Roger Nordmann : La retraite est une composante important du salaire des employés de l’Etat. Elle doit être attrayante. Dans ce domaine foncièrement paritaire, d’éventuelles mesures doivent aussi être paritaires. De ce que j’ai pu lire des rapports de la CPEV, il n’y a aujourd’hui aucune nécessité de prendre des mesures de restriction des prestations.

Partenariat social : Quelle est votre vision du partenariat social, notamment avec les représentant-es du personnel de l’Etat de Vaud ?

Agathe Raboud : Le Conseils d’Etat doit être à l’écoute des seul·e·s véritables expert·x·e·s des secteurs dont il assure la gouvernance, celles et ceux qui y travaillent. Je suis favorable à de véritables négociations entre l’Etat, employeur·x·euse·s, et les syndicats, et non des consultations alibi.

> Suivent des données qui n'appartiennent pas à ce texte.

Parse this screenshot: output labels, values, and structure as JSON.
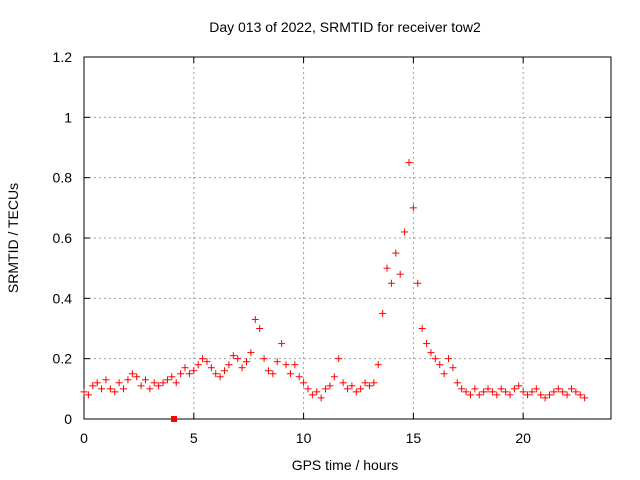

Roger Nordmann : Les contacts doivent être réguliers et dans la mesure du possible, d’éventuels changements doivent être négociés. En tout cas, des mesures ne doivent jamais être prises sans avoir essayé de trouver une solution négociée. De manière générale, l’Etat doit être un employeur attrayant. Il a besoin d’un personnel motivé pour délivrer des prestations indispensables.

Jean-François Thuillard : Le partenariat social est central. J’y accorde une grande importance et je veillerai à maintenir un dialogue serein et juste, constructif et critique, consensuel et déterminé.

Ecole obligatoire : Quelle est votre vision de l’école obligatoire actuelle. Si vous deviez prendre une seule mesure pour améliorer son fonctionnement, laquelle prendriez-vous ?

Roger Nordmann : N’étant pas un spécialiste, je vous réponds sous réserve. Les retours du corps enseignant et ce que j’ai pu lire des publications des syndicats est que le système scolaire est sous une forte pression et que son fonctionnement se complexifie chaque année, en particulier dans les processus administratifs, mais aussi dans des contrôles tatillons. Plutôt que d’ajouter des mesures, le moment me parait venu de simplifier un peu pour débureaucratiser le quotidien des enseignant-e-s, de manière à ce qu’ils et elles puissent consacrer leur énergie et leur attention directement aux élèves. On doit pouvoir leur faire confiance pour identifier les besoins sans multiplier les séances et les formulaires. Pour citer une mesure, je dirais : renforcer le fonctionnement du groupe classe (co-enseignement, effectifs adaptés et soutien ponctuel sans procédure lourde ) afin de limiter lorsque c’est possible l’étiquetage des élèves et la multiplication de petites mesures individuelles.

Jean-François Thuillard : Il y a tant à dire. A mes yeux, j’estime nécessaire de mieux protéger les enseignants et les élèves contre les actes d’incivilités, de violence et de menaces. Les enseignants sont trop souvent aussi les surveillants et policiers à cause de la démission parentale. Ce phénomène n’est pas nouveau, mais il est devenu systémique.

Agathe Raboud :  Je suis opposé à toute forme de sélection scolaire qui reproduise les discriminations sociales et de genre: il faut donc consacrer des moyens supplémentaires pour favoriser l’égalité des chances. Avec Ensemble à gauche nous pensons qu’il faut aussi donner davantage de moyens à l’école inclusive. Cela nécessite entre autres de réduire le nombre d’élèves par classe à 15 maximum afin que la qualité d’accueil global soit améliorée mais aussi celle des élèves à besoins spécifiques.